An update on the use of pharmacotherapy for opioid-induced bowel dysfunction
Published in Expert Opinion on Pharmacotherapy, 2023
Taraneh Mousavi, Shekoufeh Nikfar, Mohammad Abdollahi
Methylnaltrexone is available in 8 mg/0.4 mL, 12 mg/0.6 mL subcutaneous solutions, and 150 mg oral tablets in the United States (US). The recommended adult dosing of methylnaltrexone in OIC patients with advanced illness is based on body weight. That is, 0.15 mg/kg (round dose up to nearest 0.1 mL of volume) for < 38 kg and >114 kg; 8 mg for 38 to < 62 kg; and 12 mg for 62 to 114 kg. OIC patients with chronic non-cancer pain might take methylnaltrexone as oral tablets (450 mg daily) or subcutaneous injections (12 mg daily).

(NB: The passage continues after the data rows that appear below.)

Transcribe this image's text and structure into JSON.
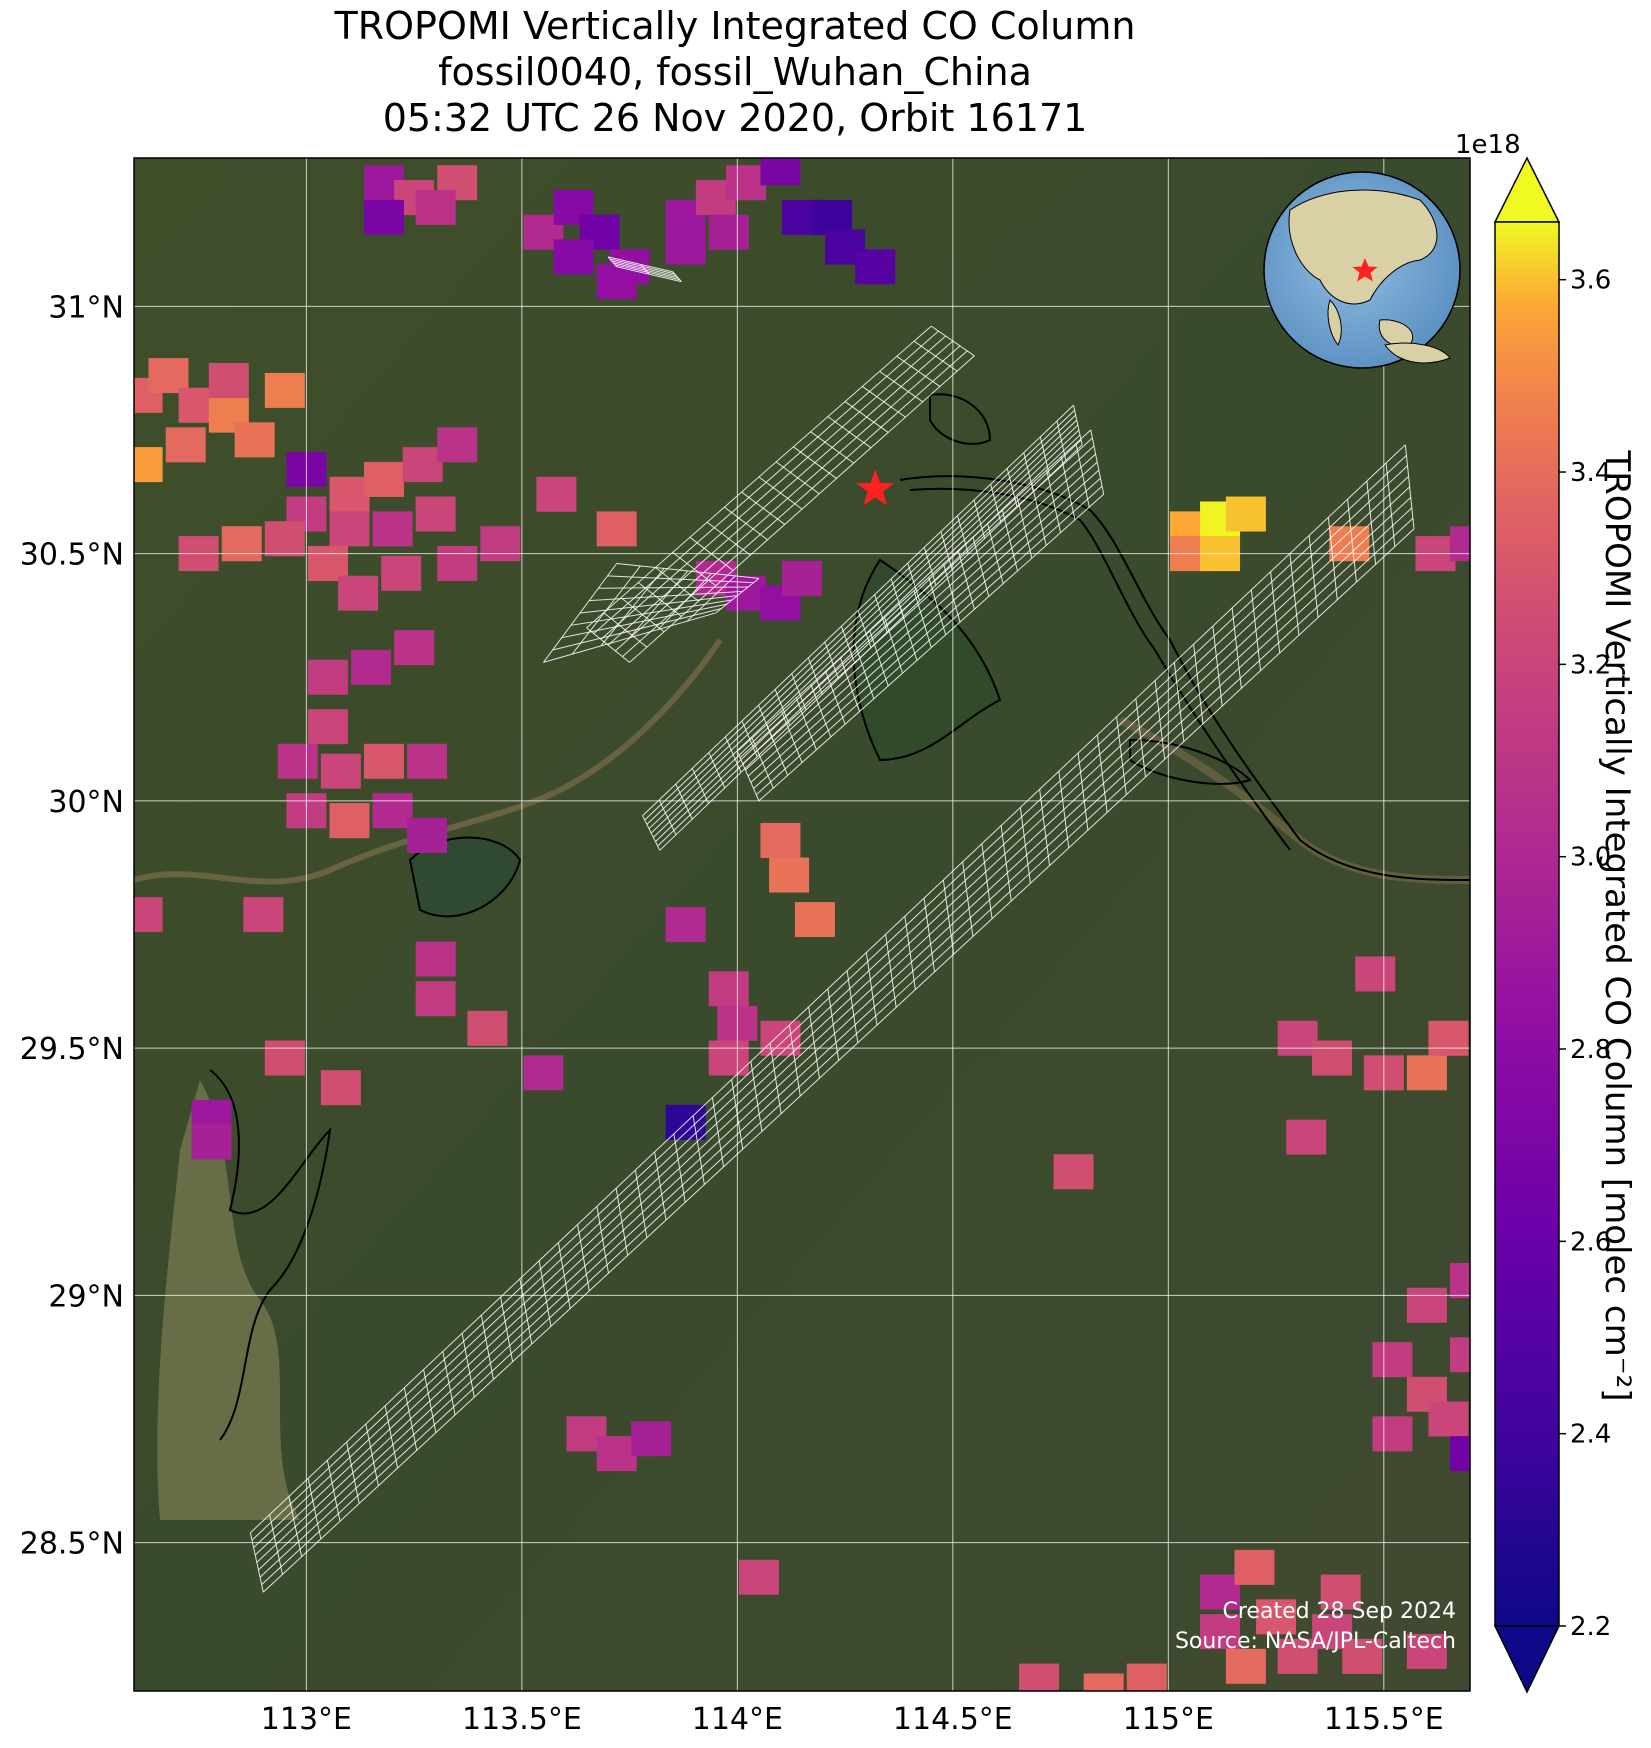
{
  "title": {
    "line1": "TROPOMI Vertically Integrated CO Column",
    "line2": "fossil0040, fossil_Wuhan_China",
    "line3": "05:32 UTC 26 Nov 2020, Orbit 16171"
  },
  "colors": {
    "background_land": "#3d4a2a",
    "grid": "#ffffff",
    "target_star": "#ff2020",
    "footprint": "#ffffff"
  },
  "colormap": "plasma",
  "chart_data": {
    "type": "heatmap",
    "projection": "map",
    "lon_range": [
      112.6,
      115.7
    ],
    "lat_range": [
      28.2,
      31.3
    ],
    "x_ticks": [
      "113°E",
      "113.5°E",
      "114°E",
      "114.5°E",
      "115°E",
      "115.5°E"
    ],
    "x_tick_values": [
      113.0,
      113.5,
      114.0,
      114.5,
      115.0,
      115.5
    ],
    "y_ticks": [
      "28.5°N",
      "29°N",
      "29.5°N",
      "30°N",
      "30.5°N",
      "31°N"
    ],
    "y_tick_values": [
      28.5,
      29.0,
      29.5,
      30.0,
      30.5,
      31.0
    ],
    "grid": true,
    "target": {
      "name": "fossil_Wuhan_China",
      "lon": 114.32,
      "lat": 30.63,
      "marker": "star"
    },
    "colorbar": {
      "label": "TROPOMI Vertically Integrated CO Column [molec cm⁻²]",
      "exponent": "1e18",
      "min": 2.2,
      "max": 3.66,
      "ticks": [
        "2.2",
        "2.4",
        "2.6",
        "2.8",
        "3.0",
        "3.2",
        "3.4",
        "3.6"
      ],
      "tick_values": [
        2.2,
        2.4,
        2.6,
        2.8,
        3.0,
        3.2,
        3.4,
        3.6
      ],
      "extend": "both"
    },
    "pixels": [
      {
        "lon": 112.62,
        "lat": 30.82,
        "v": 3.15
      },
      {
        "lon": 112.68,
        "lat": 30.86,
        "v": 3.2
      },
      {
        "lon": 112.75,
        "lat": 30.8,
        "v": 3.1
      },
      {
        "lon": 112.82,
        "lat": 30.78,
        "v": 3.3
      },
      {
        "lon": 112.88,
        "lat": 30.73,
        "v": 3.25
      },
      {
        "lon": 112.62,
        "lat": 30.68,
        "v": 3.45
      },
      {
        "lon": 112.72,
        "lat": 30.72,
        "v": 3.2
      },
      {
        "lon": 112.95,
        "lat": 30.83,
        "v": 3.3
      },
      {
        "lon": 112.82,
        "lat": 30.85,
        "v": 3.05
      },
      {
        "lon": 113.0,
        "lat": 30.67,
        "v": 2.6
      },
      {
        "lon": 113.1,
        "lat": 30.62,
        "v": 3.1
      },
      {
        "lon": 113.18,
        "lat": 30.65,
        "v": 3.15
      },
      {
        "lon": 113.27,
        "lat": 30.68,
        "v": 3.0
      },
      {
        "lon": 113.35,
        "lat": 30.72,
        "v": 2.9
      },
      {
        "lon": 113.0,
        "lat": 30.58,
        "v": 2.95
      },
      {
        "lon": 113.1,
        "lat": 30.55,
        "v": 3.0
      },
      {
        "lon": 112.95,
        "lat": 30.53,
        "v": 3.05
      },
      {
        "lon": 112.85,
        "lat": 30.52,
        "v": 3.2
      },
      {
        "lon": 112.75,
        "lat": 30.5,
        "v": 3.05
      },
      {
        "lon": 113.05,
        "lat": 30.48,
        "v": 3.1
      },
      {
        "lon": 113.2,
        "lat": 30.55,
        "v": 2.9
      },
      {
        "lon": 113.3,
        "lat": 30.58,
        "v": 3.0
      },
      {
        "lon": 113.22,
        "lat": 30.46,
        "v": 3.0
      },
      {
        "lon": 113.35,
        "lat": 30.48,
        "v": 2.95
      },
      {
        "lon": 113.45,
        "lat": 30.52,
        "v": 2.95
      },
      {
        "lon": 113.12,
        "lat": 30.42,
        "v": 3.0
      },
      {
        "lon": 113.58,
        "lat": 30.62,
        "v": 3.0
      },
      {
        "lon": 113.72,
        "lat": 30.55,
        "v": 3.15
      },
      {
        "lon": 113.05,
        "lat": 30.25,
        "v": 2.95
      },
      {
        "lon": 113.15,
        "lat": 30.27,
        "v": 2.85
      },
      {
        "lon": 113.25,
        "lat": 30.31,
        "v": 2.9
      },
      {
        "lon": 113.05,
        "lat": 30.15,
        "v": 3.0
      },
      {
        "lon": 112.98,
        "lat": 30.08,
        "v": 2.9
      },
      {
        "lon": 113.08,
        "lat": 30.06,
        "v": 3.0
      },
      {
        "lon": 113.18,
        "lat": 30.08,
        "v": 3.1
      },
      {
        "lon": 113.28,
        "lat": 30.08,
        "v": 2.9
      },
      {
        "lon": 113.0,
        "lat": 29.98,
        "v": 2.95
      },
      {
        "lon": 113.1,
        "lat": 29.96,
        "v": 3.15
      },
      {
        "lon": 113.2,
        "lat": 29.98,
        "v": 2.85
      },
      {
        "lon": 113.28,
        "lat": 29.93,
        "v": 2.8
      },
      {
        "lon": 112.62,
        "lat": 29.77,
        "v": 3.0
      },
      {
        "lon": 112.9,
        "lat": 29.77,
        "v": 3.0
      },
      {
        "lon": 113.3,
        "lat": 29.68,
        "v": 2.9
      },
      {
        "lon": 113.3,
        "lat": 29.6,
        "v": 2.95
      },
      {
        "lon": 113.42,
        "lat": 29.54,
        "v": 3.05
      },
      {
        "lon": 112.95,
        "lat": 29.48,
        "v": 3.05
      },
      {
        "lon": 113.08,
        "lat": 29.42,
        "v": 3.05
      },
      {
        "lon": 112.78,
        "lat": 29.36,
        "v": 2.75
      },
      {
        "lon": 112.78,
        "lat": 29.31,
        "v": 2.8
      },
      {
        "lon": 113.55,
        "lat": 29.45,
        "v": 2.85
      },
      {
        "lon": 113.88,
        "lat": 29.75,
        "v": 2.85
      },
      {
        "lon": 113.98,
        "lat": 29.62,
        "v": 2.95
      },
      {
        "lon": 114.0,
        "lat": 29.55,
        "v": 2.9
      },
      {
        "lon": 113.98,
        "lat": 29.48,
        "v": 3.0
      },
      {
        "lon": 114.1,
        "lat": 29.52,
        "v": 3.0
      },
      {
        "lon": 113.88,
        "lat": 29.35,
        "v": 2.3
      },
      {
        "lon": 114.1,
        "lat": 29.92,
        "v": 3.2
      },
      {
        "lon": 114.12,
        "lat": 29.85,
        "v": 3.25
      },
      {
        "lon": 114.18,
        "lat": 29.76,
        "v": 3.25
      },
      {
        "lon": 113.95,
        "lat": 30.45,
        "v": 2.85
      },
      {
        "lon": 114.02,
        "lat": 30.42,
        "v": 2.75
      },
      {
        "lon": 114.1,
        "lat": 30.4,
        "v": 2.7
      },
      {
        "lon": 114.15,
        "lat": 30.45,
        "v": 2.8
      },
      {
        "lon": 115.05,
        "lat": 30.55,
        "v": 3.5
      },
      {
        "lon": 115.12,
        "lat": 30.57,
        "v": 3.65
      },
      {
        "lon": 115.18,
        "lat": 30.58,
        "v": 3.55
      },
      {
        "lon": 115.05,
        "lat": 30.5,
        "v": 3.3
      },
      {
        "lon": 115.12,
        "lat": 30.5,
        "v": 3.55
      },
      {
        "lon": 115.42,
        "lat": 30.52,
        "v": 3.3
      },
      {
        "lon": 115.62,
        "lat": 30.5,
        "v": 3.0
      },
      {
        "lon": 115.7,
        "lat": 30.52,
        "v": 2.85
      },
      {
        "lon": 115.48,
        "lat": 29.65,
        "v": 3.0
      },
      {
        "lon": 115.3,
        "lat": 29.52,
        "v": 3.0
      },
      {
        "lon": 115.38,
        "lat": 29.48,
        "v": 3.05
      },
      {
        "lon": 115.5,
        "lat": 29.45,
        "v": 3.05
      },
      {
        "lon": 115.6,
        "lat": 29.45,
        "v": 3.25
      },
      {
        "lon": 115.65,
        "lat": 29.52,
        "v": 3.1
      },
      {
        "lon": 115.32,
        "lat": 29.32,
        "v": 3.0
      },
      {
        "lon": 114.78,
        "lat": 29.25,
        "v": 3.05
      },
      {
        "lon": 115.6,
        "lat": 28.98,
        "v": 3.0
      },
      {
        "lon": 115.52,
        "lat": 28.87,
        "v": 2.95
      },
      {
        "lon": 115.6,
        "lat": 28.8,
        "v": 3.05
      },
      {
        "lon": 115.52,
        "lat": 28.72,
        "v": 2.95
      },
      {
        "lon": 115.65,
        "lat": 28.75,
        "v": 3.0
      },
      {
        "lon": 115.7,
        "lat": 28.88,
        "v": 2.95
      },
      {
        "lon": 115.7,
        "lat": 29.03,
        "v": 2.9
      },
      {
        "lon": 115.7,
        "lat": 28.68,
        "v": 2.55
      },
      {
        "lon": 113.65,
        "lat": 28.72,
        "v": 2.95
      },
      {
        "lon": 113.72,
        "lat": 28.68,
        "v": 2.9
      },
      {
        "lon": 113.8,
        "lat": 28.71,
        "v": 2.8
      },
      {
        "lon": 114.05,
        "lat": 28.43,
        "v": 3.0
      },
      {
        "lon": 115.12,
        "lat": 28.4,
        "v": 2.85
      },
      {
        "lon": 115.12,
        "lat": 28.32,
        "v": 2.95
      },
      {
        "lon": 115.2,
        "lat": 28.45,
        "v": 3.15
      },
      {
        "lon": 115.25,
        "lat": 28.35,
        "v": 3.1
      },
      {
        "lon": 115.3,
        "lat": 28.27,
        "v": 3.05
      },
      {
        "lon": 115.38,
        "lat": 28.32,
        "v": 3.0
      },
      {
        "lon": 115.4,
        "lat": 28.4,
        "v": 3.05
      },
      {
        "lon": 115.45,
        "lat": 28.27,
        "v": 3.05
      },
      {
        "lon": 115.6,
        "lat": 28.28,
        "v": 3.0
      },
      {
        "lon": 115.18,
        "lat": 28.25,
        "v": 3.2
      },
      {
        "lon": 114.85,
        "lat": 28.2,
        "v": 3.2
      },
      {
        "lon": 114.95,
        "lat": 28.22,
        "v": 3.15
      },
      {
        "lon": 114.7,
        "lat": 28.22,
        "v": 3.05
      },
      {
        "lon": 113.18,
        "lat": 31.25,
        "v": 2.75
      },
      {
        "lon": 113.25,
        "lat": 31.22,
        "v": 3.0
      },
      {
        "lon": 113.35,
        "lat": 31.25,
        "v": 3.05
      },
      {
        "lon": 113.18,
        "lat": 31.18,
        "v": 2.6
      },
      {
        "lon": 113.3,
        "lat": 31.2,
        "v": 2.9
      },
      {
        "lon": 113.55,
        "lat": 31.15,
        "v": 2.85
      },
      {
        "lon": 113.62,
        "lat": 31.2,
        "v": 2.65
      },
      {
        "lon": 113.68,
        "lat": 31.15,
        "v": 2.55
      },
      {
        "lon": 113.75,
        "lat": 31.08,
        "v": 2.7
      },
      {
        "lon": 113.62,
        "lat": 31.1,
        "v": 2.65
      },
      {
        "lon": 113.72,
        "lat": 31.05,
        "v": 2.7
      },
      {
        "lon": 113.88,
        "lat": 31.18,
        "v": 2.75
      },
      {
        "lon": 113.95,
        "lat": 31.22,
        "v": 2.95
      },
      {
        "lon": 114.02,
        "lat": 31.25,
        "v": 2.9
      },
      {
        "lon": 113.98,
        "lat": 31.15,
        "v": 2.8
      },
      {
        "lon": 113.88,
        "lat": 31.12,
        "v": 2.75
      },
      {
        "lon": 114.15,
        "lat": 31.18,
        "v": 2.4
      },
      {
        "lon": 114.22,
        "lat": 31.18,
        "v": 2.35
      },
      {
        "lon": 114.25,
        "lat": 31.12,
        "v": 2.4
      },
      {
        "lon": 114.32,
        "lat": 31.08,
        "v": 2.45
      },
      {
        "lon": 114.1,
        "lat": 31.28,
        "v": 2.6
      }
    ],
    "footprints": [
      {
        "corners": [
          [
            112.87,
            28.52
          ],
          [
            112.9,
            28.4
          ],
          [
            115.57,
            30.55
          ],
          [
            115.55,
            30.72
          ]
        ],
        "rows": 60,
        "cols": 8
      },
      {
        "corners": [
          [
            113.65,
            30.35
          ],
          [
            113.75,
            30.28
          ],
          [
            114.55,
            30.9
          ],
          [
            114.45,
            30.96
          ]
        ],
        "rows": 20,
        "cols": 6
      },
      {
        "corners": [
          [
            113.55,
            30.28
          ],
          [
            113.95,
            30.38
          ],
          [
            114.05,
            30.45
          ],
          [
            113.72,
            30.48
          ]
        ],
        "rows": 8,
        "cols": 6
      },
      {
        "corners": [
          [
            114.0,
            30.1
          ],
          [
            114.05,
            30.0
          ],
          [
            114.85,
            30.62
          ],
          [
            114.82,
            30.75
          ]
        ],
        "rows": 24,
        "cols": 8
      },
      {
        "corners": [
          [
            113.78,
            29.97
          ],
          [
            113.82,
            29.9
          ],
          [
            114.8,
            30.72
          ],
          [
            114.78,
            30.8
          ]
        ],
        "rows": 26,
        "cols": 8
      },
      {
        "corners": [
          [
            113.7,
            31.1
          ],
          [
            113.72,
            31.08
          ],
          [
            113.87,
            31.05
          ],
          [
            113.85,
            31.07
          ]
        ],
        "rows": 2,
        "cols": 5
      }
    ],
    "inset_globe": {
      "target_marker": "star"
    }
  },
  "credits": {
    "line1": "Created 28 Sep 2024",
    "line2": "Source: NASA/JPL-Caltech"
  }
}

Methylnaltrexone bromide for the treatment of opioid-induced constipation
Published in Expert Opinion on Pharmacotherapy, 2018
Shilan Mozaffari, Shekoufeh Nikfar, Mohammad Abdollahi
To evaluate the safety and tolerability of methylnaltrexone, several studies are designed. Both single and multiple doses of methylnaltrexone are examined to identify the toxicity and adverse effects at each dose. In a study, healthy male volunteers showed dose-dependent adverse effects such as orthostatic hypotension. This adverse effect was self limiting. No significant change in physical and laboratory tests were observed. Therefore methylnaltrexone was shown to be well tolerated at dose of 0.32 mg/kg (intravenous) in healthy volunteers [23]. Multiple administration of intravenous methylnaltrexone with a dose of 0.3 mg/kg every 6 h in 12 consecutive doses was well tolerated in healthy humans. No significant adverse effect or change in opioid analgesic effect was observed [16]. Abdominal pain, diarrhea, nausea and flatulence were the most commonly reported adverse effects [8,17,41–43]. The most frequent adverse effect of methylnaltrexone was abdominal pain. A post-hoc analysis showed that the severity of abdominal pain is mostly mild to moderate. The incidence of abdominal pain decreased after multiple dose administration [2]. The results of two phase-III double-blinded placebo-controlled trials reported pyrexia and vomiting as the most common adverse effects of methylnaltrexone when administered for the treatment of postoperative ileus [44]. Subcutaneous administration of methylnaltrexone in 1034 patients with OIC leads to discontinuation of treatment in 15% of patients. Nine patients experienced serious adverse effects in long-term use [45]. No withdrawal symptoms or change in pain scores were observed [45]. In another trial, 3 of 154 patients experienced serious adverse effects with methylnaltrexone [2]. All examined oral dosages of methylnaltrexone (50, 300, 450 mg) were reported as well-tolerated in OIC patients with non-cancer pain [46]. Besides, the most severe adverse effect reported for methylnaltrexone is GI perforation. It has been observed in several cases with methylnaltrexone treatment. Adult patients with advanced illness and OIC that have the conditions associated with localized or diffuse reduction of structural integrity in the GI tract are more susceptible. Therefore, FDA has contraindicated the drug in patients with known or suspected GI obstruction and patients at increased risk of recurrent obstruction due to the risk of this adverse effect.